Toute la description de Montsou est menée d’un point de vue interne. On trouve ce même glissement d’une description plate, peu caractérisée, qui signale la disposition des bâtiments.
1ère comparaison : « pareils à des lunes fumeuses ».
« silhouette », « profil » sont des mots employés le plus souvent pour des personnes.
Lieu qui se transforme en la vision d’un monstre, la fosse devient un personnage qu’Étienne va devoir affronter.
Caractère funèbre de la description.

III. Le personnage

Ce qui frappe, c’est que le personnage est anonyme. Aucun portrait physique ou psychologique du personnage.
Détails matériels, sensations, émotions.
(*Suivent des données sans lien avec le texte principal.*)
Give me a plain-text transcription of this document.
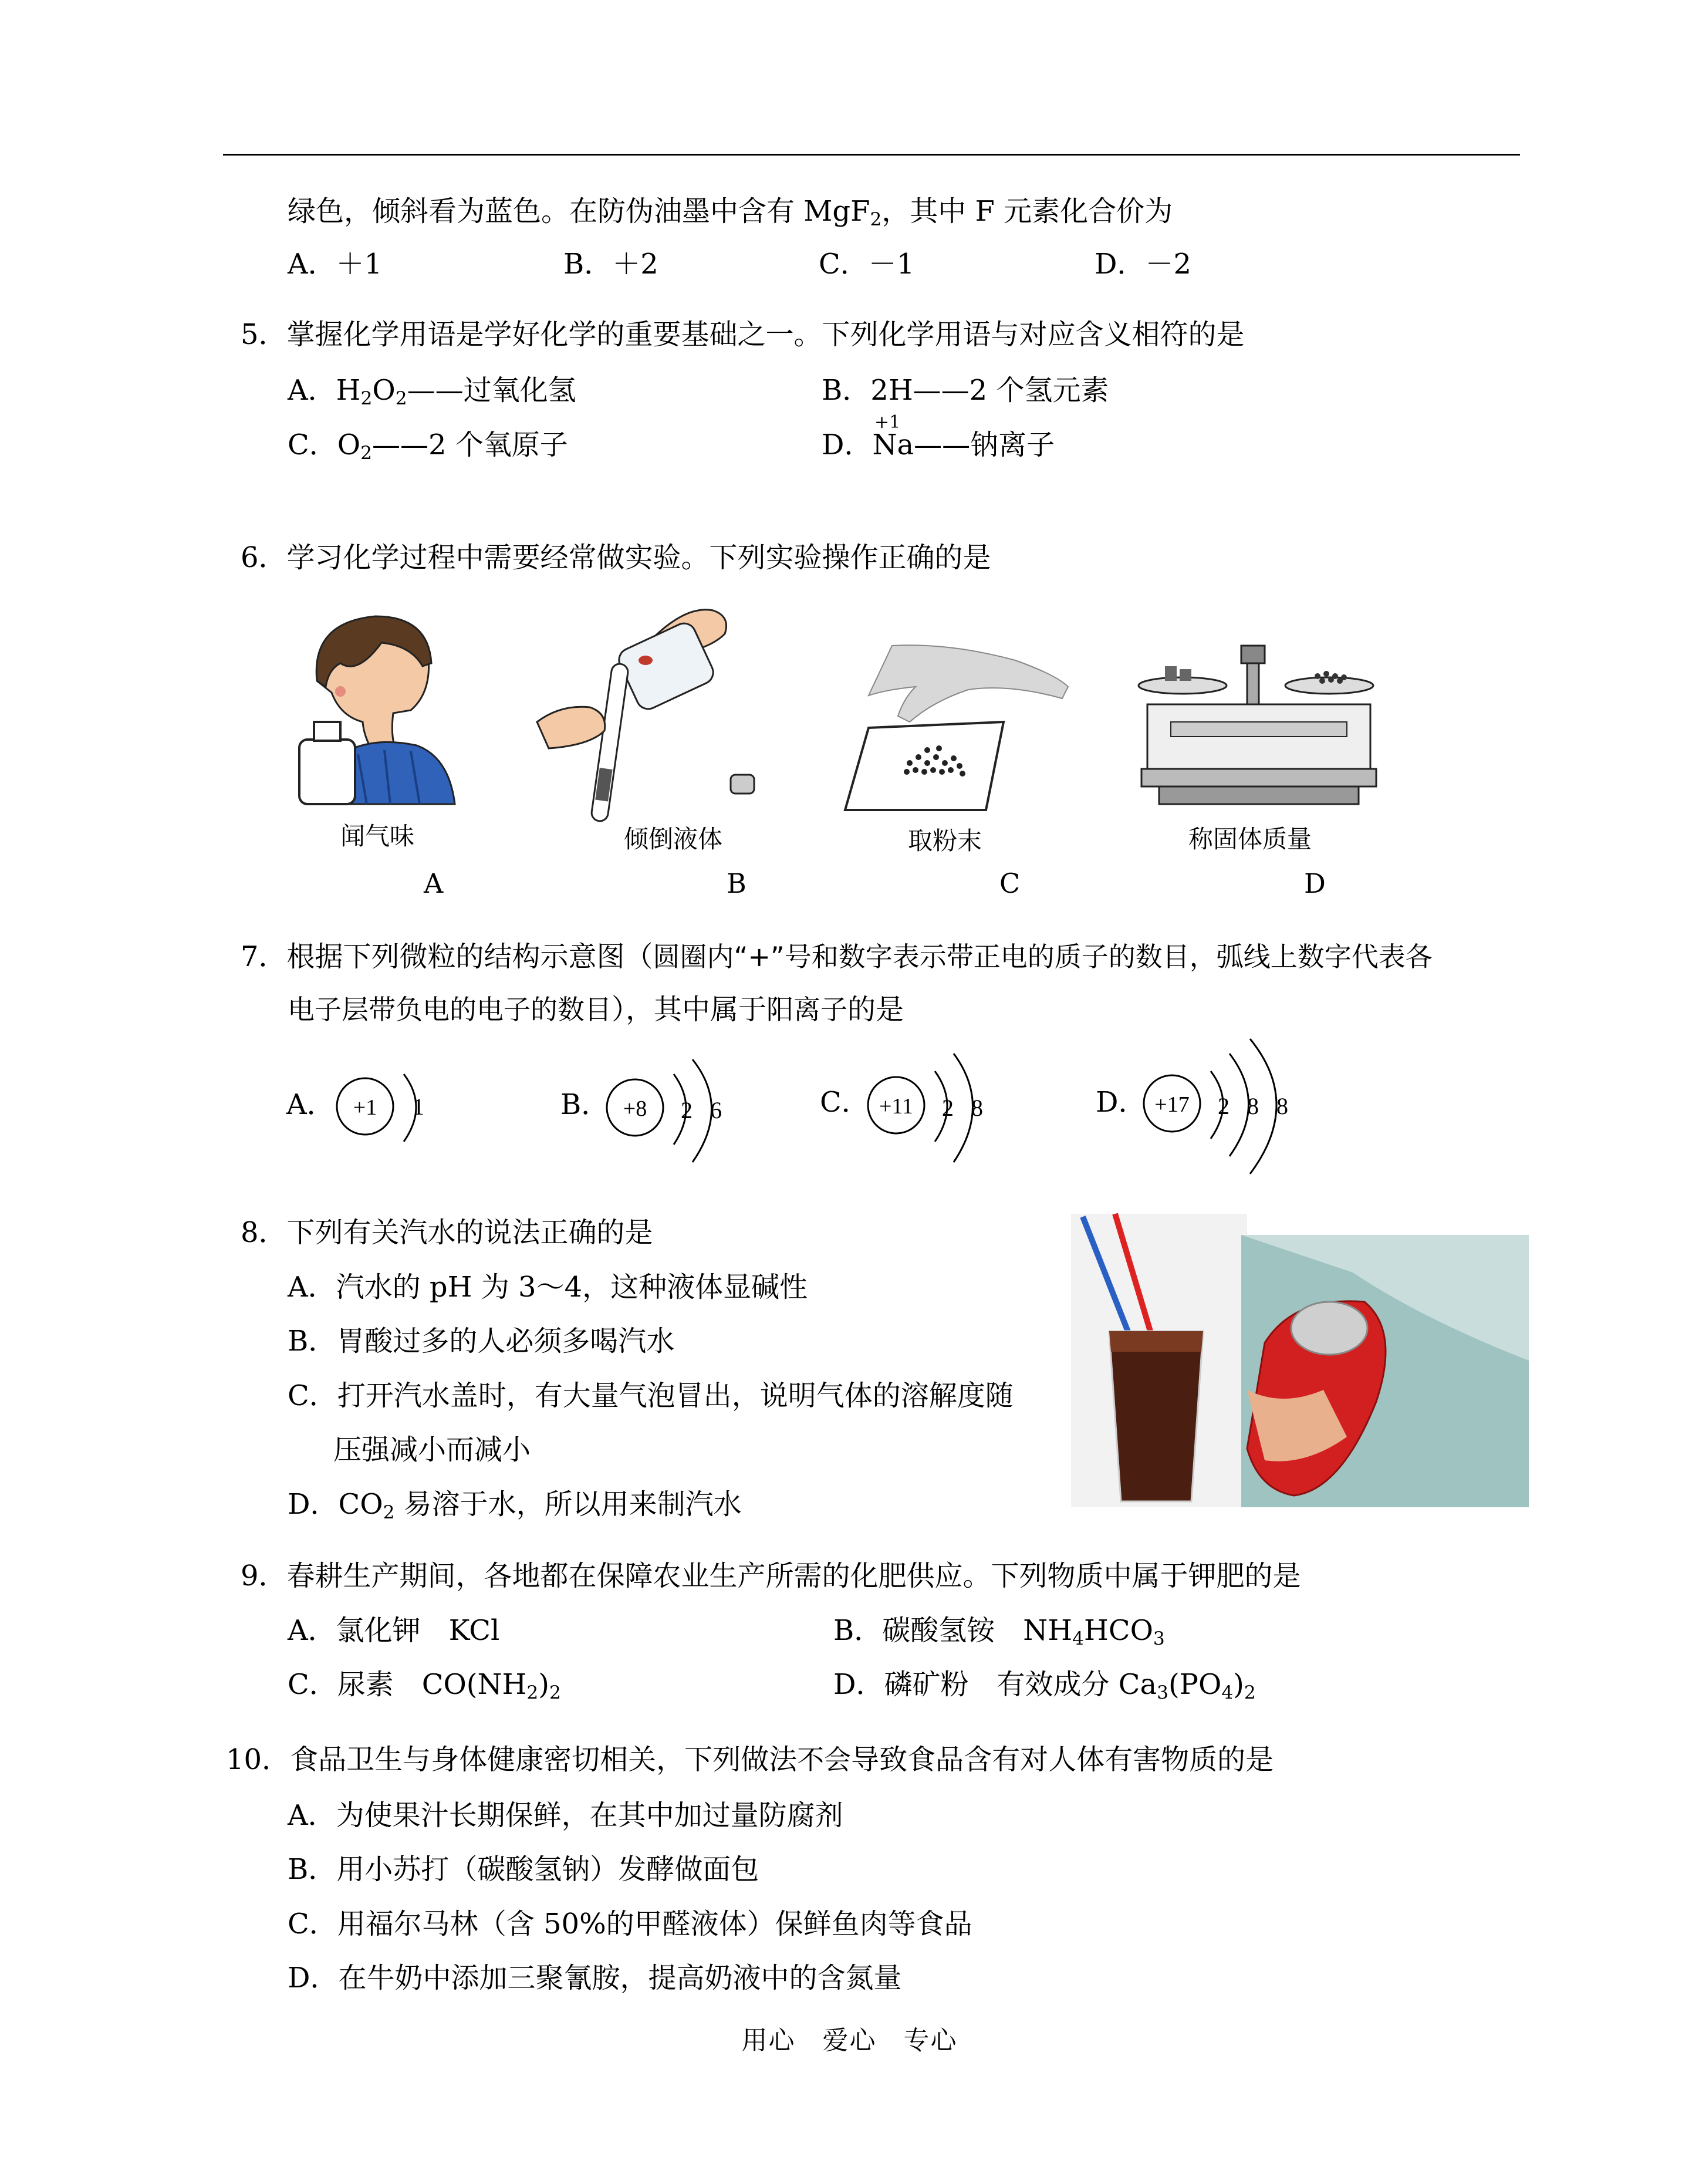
绿色，倾斜看为蓝色。在防伪油墨中含有 MgF$_2$，其中 F 元素化合价为
A．＋1	B．＋2	C．－1	D．－2
5．掌握化学用语是学好化学的重要基础之一。下列化学用语与对应含义相符的是
A．$H_2O_2——$过氧化氢	B．2H——2 个氢元素
C．$O_2——2$ 个氧原子
+1
D．Na——钠离子
6．学习化学过程中需要经常做实验。下列实验操作正确的是
闻气味
A
倾倒液体
B
取粉末
C
称固体质量
D
7．根据下列微粒的结构示意图（圆圈内“+”号和数字表示带正电的质子的数目，弧线上数字代表各
电子层带负电的电子的数目），其中属于阳离子的是
A． +1 1	B． +8 2 6	C． +11 2 8	D． +17 2 8 8
8．下列有关汽水的说法正确的是
A．汽水的 pH 为 3～4，这种液体显碱性
B．胃酸过多的人必须多喝汽水
C．打开汽水盖时，有大量气泡冒出，说明气体的溶解度随
压强减小而减小
D．$CO_2$ 易溶于水，所以用来制汽水
9．春耕生产期间，各地都在保障农业生产所需的化肥供应。下列物质中属于钾肥的是
A．氯化钾　KCl	B．碳酸氢铵　$NH_4HCO_3$
C．尿素　$CO(NH_2)_2$	D．磷矿粉　有效成分 $Ca_3(PO_4)_2$
10．食品卫生与身体健康密切相关，下列做法不会导致食品含有对人体有害物质的是
A．为使果汁长期保鲜，在其中加过量防腐剂
B．用小苏打（碳酸氢钠）发酵做面包
C．用福尔马林（含 50%的甲醛液体）保鲜鱼肉等食品
D．在牛奶中添加三聚氰胺，提高奶液中的含氮量
用心　爱心　专心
Le portrait est fait dans une perspective assez sobre.

1. L’ouvrier

Attention portée aux vêtements : « petit paquet dans un mouchoir à carreaux ». Attention portée aux tissus. Description style matérialiste.
Détails matériels significatifs : « coton aminci ».
Personnage vêtu pauvrement, absence de fortune => petit paquet dans un mouchoir.
Il erre en quête de travail, état de vagabond, d’aventurier.
(Différence avec le film de C. Béry : le personnage est vêtu au début d’un manteau, et tient une valise à la main).

2. Un homme en détresse

Tout au long du paragraphe est soulignée l’hostilité du milieu extérieur : « grelottait », « des mains gourdes que… », « besoin douloureux de se chauffer les mains ».
Ouvrier : « tête vide », esprit envahi par l’obsession du froid, et la crainte.
Découverte de Montsou : espoir d’avoir moins froid.
Tellement démuni qu’il ne peut qu’avancer et chercher un point de chute.
Crainte, impression funèbre.

Conclusion

Une ouverture romanesque assez classique, mais une présentation du personnage assez moderne (il reste anonyme) ; il est largement vu de l’extérieur. On peut dire qu’il y a deux personnages face à face : l’ouvrier et le paysage (la mine, personnage monstrueux).